A group of scholars and writers has urged Taiwan's Education Ministry to increase the course hours for Chinese in elementary and secondary schools in order to curb what they call the deteriorating proficiency among students using the official language of
They note a significant drop in weekly hours for Chinese classes in the newly implemented 12-year nationwide free education programme.
They argue that it is ridiculous for Taiwan to place less emphasis on its national language when other countries, realizing the growing importance of a language that one-fifth of the world’s people use, are encouraging their students to learn Chinese.
Some argue that the hours for other courses could be reduced, but Chinese must never play any weakened role in Taiwan’s curriculum.
Language learning is definitely important, as all knowledge – in the form as we generally know it – relies on language for its dissemination. And our national language is definitely important because it is what this country uses: it actually defines the nation’s identity.
But increasing the hours of Chinese classes at school may be a little tricky; it involves an overhaul of the entire curriculum at the expense of other courses. It means the other courses must see their hours cut to accommodate the increased hours for Chinese.
So what should be cut? History, geography, math, English, native languages, computer courses, physical education, music or art?
One has to remember that the total hours of a school week are supposed to be constant. Unless we extend the total hours, how are we to accommodate more Chinese classes?
And one also has to remember that more hours for Chinese classes were possible in the past when native languages and computer courses were non-existent. It was also a time when English was not even in the elementary curriculum.
So what should we do now? Fewer hours for music or art? But then why are they less important? Haven’t educators been complaining about a lack of real music and art education for students in Taiwan?
Perhaps English should face the axe; after all it is a foreign language. But isn’t English still the most important international language? Haven’t we been talking about globalisation and increasing our international competitiveness?
Actually, students in Taiwan are learning English for the same reason that motivates their counterparts in other countries to study Chinese: learning an important foreign language that is likely to enhance their competitiveness after leaving school.
There could come a time when scholars and writers in these foreign countries start complaining about students spending too much time learning Chinese, and too little on their own languages.
Increasing the hours of Chinese classes may not necessarily improve the students’ proficiency in the language. It really depends on how the curriculum is designed and how the courses are taught.

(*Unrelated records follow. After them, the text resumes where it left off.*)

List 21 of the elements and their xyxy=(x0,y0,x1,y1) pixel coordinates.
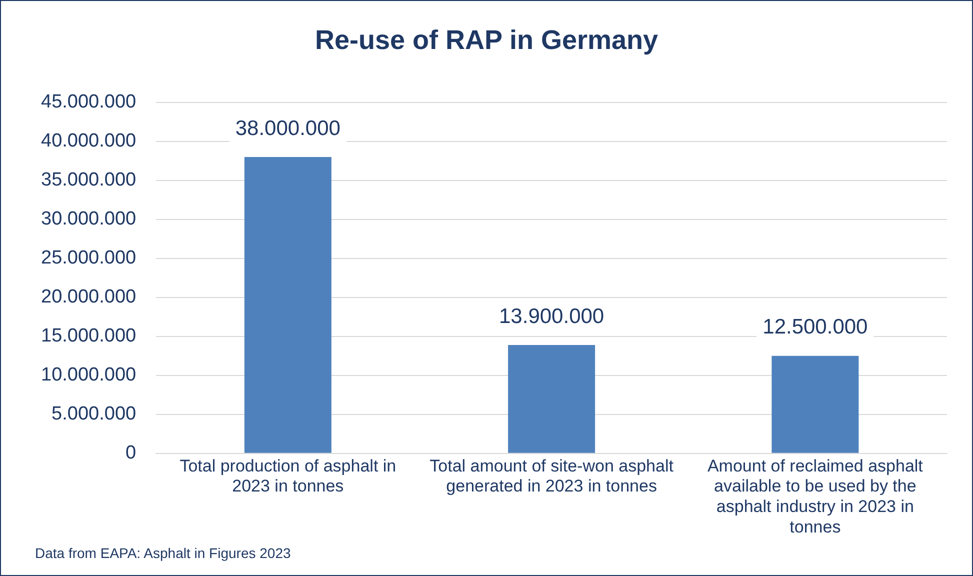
y-tick-label: 5.000.000 xyxy=(52,404,136,425)
bar xyxy=(244,157,332,453)
y-tick-label: 25.000.000 xyxy=(41,248,136,269)
bar xyxy=(508,344,596,453)
x-tick-label: Amount of reclaimed asphalt available to be used by the asphalt industry in 2023 in tonnes xyxy=(707,456,924,536)
y-tick-label: 20.000.000 xyxy=(41,286,136,308)
y-tick-label: 0 xyxy=(126,442,136,464)
y-tick-label: 45.000.000 xyxy=(41,92,136,113)
y-tick-label: 10.000.000 xyxy=(41,364,136,386)
y-tick-label: 30.000.000 xyxy=(41,208,136,230)
chart-title: Re-use of RAP in Germany xyxy=(314,25,660,56)
data-label: 38.000.000 xyxy=(235,116,340,140)
text: Data from EAPA: Asphalt in Figures 2023 xyxy=(35,545,291,561)
x-tick-label: Total amount of site-won asphalt generated in 2023 in tonnes xyxy=(430,456,674,496)
bar xyxy=(772,356,859,453)
x-tick-label: Total production of asphalt in 2023 in tonnes xyxy=(180,456,396,496)
data-label: 13.900.000 xyxy=(498,304,604,328)
y-tick-label: 40.000.000 xyxy=(41,130,136,152)
data-label: 12.500.000 xyxy=(762,316,868,339)
y-tick-label: 35.000.000 xyxy=(41,170,136,191)
y-tick-label: 15.000.000 xyxy=(41,326,136,347)
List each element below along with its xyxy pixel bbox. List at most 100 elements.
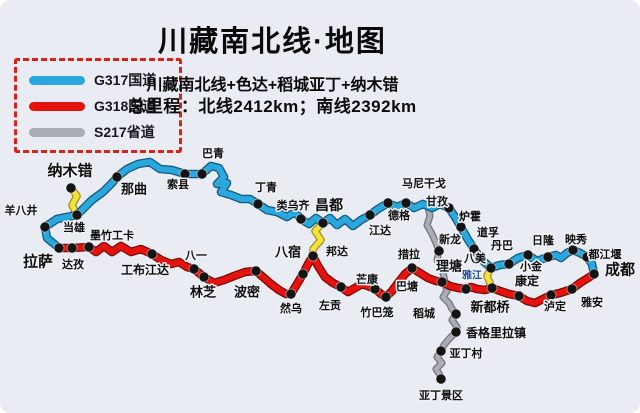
city-label: 林芝 [190, 285, 216, 300]
city-label: 措拉 [398, 247, 420, 261]
station-dot [513, 290, 525, 302]
city-label: 理塘 [436, 259, 462, 274]
station-dot [83, 241, 95, 253]
station-dot [542, 251, 554, 263]
station-dot [252, 198, 264, 210]
city-label: 雅江 [462, 269, 482, 282]
station-dot [369, 283, 381, 295]
city-label: 康定 [515, 273, 539, 288]
page-title: 川藏南北线·地图 [158, 26, 387, 58]
city-label: 炉霍 [459, 209, 481, 223]
station-dot [295, 213, 307, 225]
city-label: 映秀 [565, 232, 587, 246]
legend-box: G317国道 G318国道 S217省道 [14, 58, 182, 153]
station-dot [188, 263, 200, 275]
city-label: 纳木错 [47, 162, 92, 180]
station-dot [485, 262, 497, 274]
station-dot [588, 268, 600, 280]
station-dot [460, 283, 472, 295]
legend-item-g318: G318国道 [29, 96, 169, 116]
station-dot [435, 345, 447, 357]
city-label: 泸定 [544, 299, 566, 313]
city-label: 八美 [463, 251, 487, 265]
mileage-subtitle: 总里程：北线2412km；南线2392km [128, 97, 417, 116]
station-dot [455, 221, 467, 233]
city-label: 新都桥 [470, 300, 510, 315]
station-dot [486, 282, 498, 294]
city-label: 邦达 [326, 244, 348, 258]
route-g318 [56, 243, 597, 306]
route-g317 [42, 159, 597, 277]
legend-item-s217: S217省道 [29, 122, 169, 142]
city-label: 索县 [167, 177, 189, 191]
city-label: 然乌 [280, 301, 302, 315]
city-label: 巴塘 [396, 279, 418, 293]
city-label: 道孚 [477, 225, 499, 239]
city-label: 成都 [605, 261, 635, 279]
station-dot [380, 291, 392, 303]
city-label: 那曲 [121, 182, 147, 197]
station-dot [382, 197, 394, 209]
station-dot [307, 250, 319, 262]
station-dot [285, 288, 297, 300]
station-dot [198, 271, 210, 283]
city-label: 羊八井 [5, 203, 38, 217]
city-label: 当雄 [63, 220, 85, 234]
legend-item-g317: G317国道 [29, 70, 169, 90]
city-label: 丁青 [255, 180, 277, 194]
city-label: 八一 [184, 249, 207, 262]
city-label: 巴青 [202, 146, 224, 160]
city-label: 拉萨 [23, 253, 53, 271]
station-dot [250, 265, 262, 277]
station-dot [406, 262, 418, 274]
station-dot [522, 249, 534, 261]
station-dot [297, 268, 309, 280]
station-dot [581, 251, 593, 263]
city-label: 竹巴笼 [360, 305, 394, 319]
city-label: 达孜 [62, 257, 85, 271]
station-dot [450, 326, 462, 338]
station-dot [400, 197, 412, 209]
station-dot [66, 242, 78, 254]
station-dot [436, 276, 448, 288]
station-dot [335, 281, 347, 293]
station-dot [146, 248, 158, 260]
city-label: 波密 [234, 285, 260, 300]
city-label: 香格里拉镇 [465, 325, 526, 340]
city-label: 江达 [369, 223, 391, 237]
station-dot [450, 308, 462, 320]
city-label: 昌都 [315, 197, 343, 213]
city-label: 稻城 [413, 306, 435, 320]
legend-swatch-g317 [29, 75, 85, 85]
legend-swatch-g318 [29, 101, 85, 111]
legend-label-g318: G318国道 [94, 98, 157, 114]
station-dot [433, 245, 445, 257]
station-dot [503, 258, 515, 270]
station-dot [545, 289, 557, 301]
city-label: 墨竹工卡 [90, 228, 134, 242]
station-dot [443, 202, 455, 214]
city-label: 小金 [519, 259, 543, 273]
station-dot [566, 283, 578, 295]
station-dot [179, 168, 191, 180]
station-dot [39, 221, 51, 233]
station-dot [435, 373, 447, 385]
station-dot [71, 209, 83, 221]
city-label: 都江堰 [588, 247, 622, 261]
station-dot [53, 242, 65, 254]
city-label: 工布江达 [121, 262, 169, 277]
legend-label-g317: G317国道 [94, 72, 157, 88]
city-label: 德格 [387, 208, 411, 222]
route-s217 [424, 204, 460, 382]
station-dot [468, 243, 480, 255]
station-dot [317, 217, 329, 229]
city-label: 新龙 [439, 232, 461, 246]
city-label: 丹巴 [491, 239, 513, 252]
city-label: 马尼干戈 [402, 176, 446, 190]
city-label: 左贡 [318, 298, 341, 312]
city-label: 芒康 [356, 272, 379, 286]
station-dot [65, 182, 77, 194]
city-label: 雅安 [581, 295, 603, 309]
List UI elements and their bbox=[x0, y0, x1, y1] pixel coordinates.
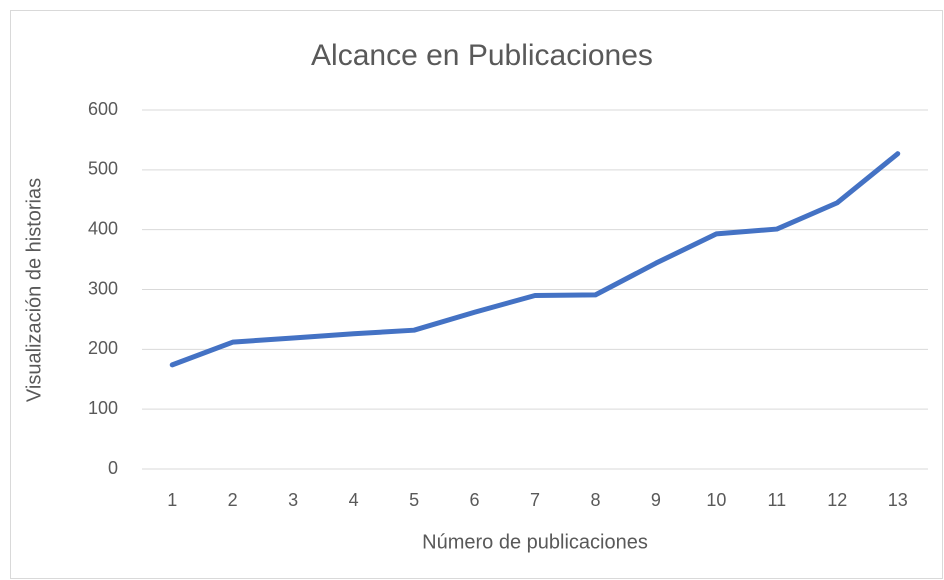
y-tick-label: 0 bbox=[108, 458, 118, 478]
x-tick-label: 4 bbox=[349, 490, 359, 510]
x-tick-label: 8 bbox=[590, 490, 600, 510]
x-tick-label: 13 bbox=[888, 490, 908, 510]
x-tick-label: 3 bbox=[288, 490, 298, 510]
x-axis-label: Número de publicaciones bbox=[422, 531, 648, 553]
x-tick-label: 5 bbox=[409, 490, 419, 510]
x-tick-label: 7 bbox=[530, 490, 540, 510]
x-tick-label: 9 bbox=[651, 490, 661, 510]
y-tick-label: 600 bbox=[88, 99, 118, 119]
data-line bbox=[169, 151, 901, 368]
x-tick-label: 2 bbox=[228, 490, 238, 510]
y-tick-label: 200 bbox=[88, 338, 118, 358]
x-tick-label: 11 bbox=[768, 490, 787, 510]
x-tick-label: 6 bbox=[470, 490, 480, 510]
chart-title: Alcance en Publicaciones bbox=[311, 39, 653, 72]
y-tick-label: 300 bbox=[88, 278, 118, 298]
x-tick-label: 12 bbox=[827, 490, 847, 510]
x-tick-label: 1 bbox=[167, 490, 177, 510]
y-tick-label: 100 bbox=[88, 398, 118, 418]
y-tick-label: 500 bbox=[88, 159, 118, 179]
y-tick-label: 400 bbox=[88, 218, 118, 238]
chart-border bbox=[10, 10, 943, 579]
y-axis-label: Visualización de historias bbox=[23, 178, 45, 402]
x-tick-label: 10 bbox=[706, 490, 726, 510]
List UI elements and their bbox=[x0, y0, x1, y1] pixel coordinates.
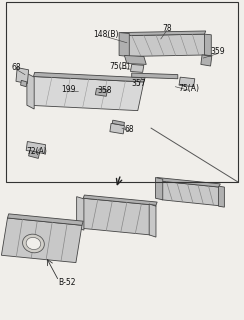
Polygon shape bbox=[201, 55, 212, 66]
Polygon shape bbox=[1, 218, 82, 263]
Polygon shape bbox=[77, 198, 156, 235]
Polygon shape bbox=[27, 76, 144, 111]
Bar bbox=[6, 2, 238, 182]
Polygon shape bbox=[8, 214, 83, 225]
Text: 359: 359 bbox=[211, 47, 225, 56]
Text: 357: 357 bbox=[132, 79, 146, 88]
Text: 78: 78 bbox=[162, 24, 172, 33]
Ellipse shape bbox=[26, 237, 41, 250]
Polygon shape bbox=[155, 178, 163, 200]
Text: 148(B): 148(B) bbox=[93, 30, 119, 39]
Polygon shape bbox=[132, 73, 178, 79]
Text: 199: 199 bbox=[61, 85, 75, 94]
Polygon shape bbox=[95, 88, 107, 96]
Polygon shape bbox=[83, 195, 157, 205]
Polygon shape bbox=[149, 204, 156, 237]
Ellipse shape bbox=[22, 234, 44, 253]
Text: 75(B): 75(B) bbox=[109, 61, 130, 70]
Text: 72(A): 72(A) bbox=[26, 147, 47, 156]
Polygon shape bbox=[156, 181, 224, 206]
Polygon shape bbox=[112, 120, 124, 125]
Polygon shape bbox=[110, 123, 124, 134]
Polygon shape bbox=[156, 178, 220, 187]
Polygon shape bbox=[119, 33, 129, 56]
Polygon shape bbox=[219, 186, 224, 207]
Text: 68: 68 bbox=[12, 63, 21, 72]
Polygon shape bbox=[179, 77, 195, 87]
Polygon shape bbox=[26, 141, 46, 154]
Polygon shape bbox=[131, 64, 144, 72]
Polygon shape bbox=[16, 68, 29, 84]
Polygon shape bbox=[124, 55, 146, 64]
Polygon shape bbox=[120, 34, 211, 56]
Polygon shape bbox=[29, 150, 40, 158]
Polygon shape bbox=[77, 197, 84, 230]
Polygon shape bbox=[33, 72, 145, 82]
Polygon shape bbox=[20, 80, 27, 87]
Polygon shape bbox=[204, 34, 211, 56]
Text: 75(A): 75(A) bbox=[178, 84, 199, 93]
Text: 358: 358 bbox=[98, 86, 112, 95]
Text: B-52: B-52 bbox=[59, 277, 76, 286]
Text: 68: 68 bbox=[124, 124, 134, 133]
Polygon shape bbox=[27, 73, 34, 109]
Polygon shape bbox=[120, 31, 206, 36]
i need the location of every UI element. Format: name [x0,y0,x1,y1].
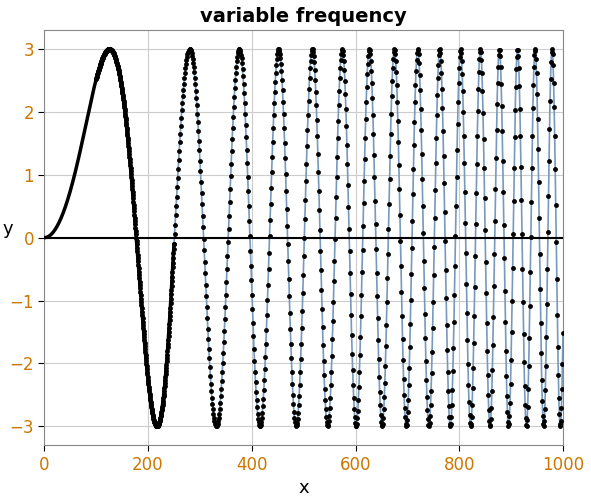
Y-axis label: y: y [3,220,14,238]
Title: variable frequency: variable frequency [200,7,407,26]
X-axis label: x: x [298,479,309,497]
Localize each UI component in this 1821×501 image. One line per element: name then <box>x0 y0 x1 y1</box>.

And it also depends on the students’ attitude. They take for granted that they can already fluently use the language that most of them have been using since they started talking.
And the Chinese classes at high school levels are mostly about reading classics and literature, and writing good essays. They don’t see these as necessarily relevant to their future careers.
That leads us back to the fundamental question about the purpose of education. What are we really teaching our students at school?
When exams – which serve the purpose of raising the chance of getting into good schools – are given priority, students are not really learning.
Composition is mostly taught only in Chinese classes, but are the teachers really teaching the students the essentials of writing good essays? Are they aware that it is less about the language – namely Chinese in this case – than critical thinking? Are the teachers teaching our students to become critical thinkers?
Language is of course essential to communication and disseminating knowledge. But without the support of critical thinking, our use of language could simply be producing “sound and fury, signifying nothing.”